The number of REs for androgen receptor binding and the proximity of the lac operator site to the TATA box of the minCYC promoter has a substantial impact on the promoter's ability to activate or repress gene expression. Initially, the promoter was constructed with five RE sites and one lac operator site, with the lac site placed 115 bp downstream of the TATA box. This version of the promoter activated gene expression, but no repression was observed (data not shown). The lack of repression might be due to either to disruption of binding of the PIC to the core promoter region or to the open loop of the lac operator site inhibiting the binding of LacI. Another version of the promoter incorporated two REs rather than the five REs presented above, with the single lac operator site in the same position as in the 5-RE version. This version, too, displayed only activation by the androgen receptor, but no repression by LacI (data not shown). Productive future investigations could involve systematically varying the number and position of the REs and lac operator sites, to produce a family of related promoters with varying strengths of activation and repression.
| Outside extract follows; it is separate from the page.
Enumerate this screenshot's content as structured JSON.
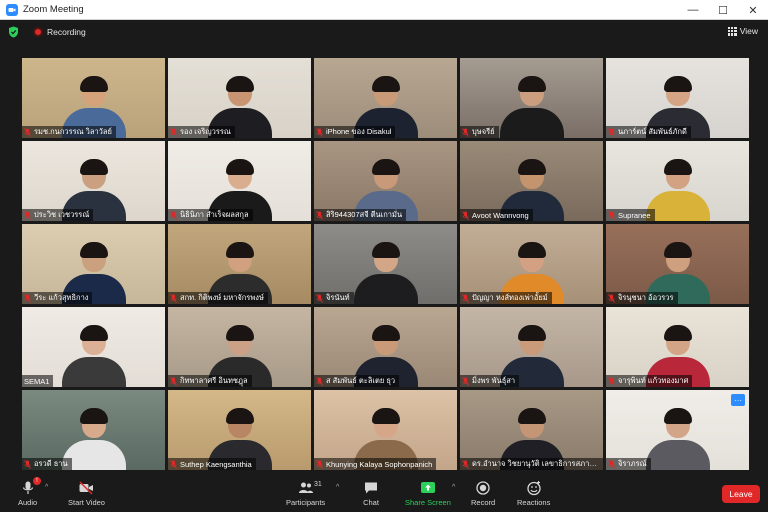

We have described an approach to modifying existing promoters to add an extra level of regulation by introducing binding sequences for a repressor protein to a promoter activated by a different transcription factor. This dual-mode behavior is a useful property for designs in synthetic biology for applications in which multiple signals must be integrated into a single output: for example, arranging for the production of a protein or other molecular species to respond positively to one stimulus and negatively to another would allow a cell-based biosensor to produce outputs more elaborate than those limited to strict activation or repressor by a single input. As an element in a control network, the dual-mode promoter can play a central role in the construction of a network implementing an integral feedback control scheme; previous theoretical work (28,29) indicates that such a controller, with the property of adapting near-perfectly to sustained perturbations, could be used as a sensory or control element to regulate the level of a target output. The design depends critically on the ability to have a promoter that can accept one activating input signal while being repressed by a second control signal. As mentioned above, the ability to tune a system's response curve of synthetic systems is increasingly required in synthetic biology (30,31), both to match signal levels across multiple components and to create desired dynamical behaviors. Having two ‘knobs’ to adjust allows our system to provide a range of response curves, and thus may facilitate the process of tuning its responses when integrating it into a larger network.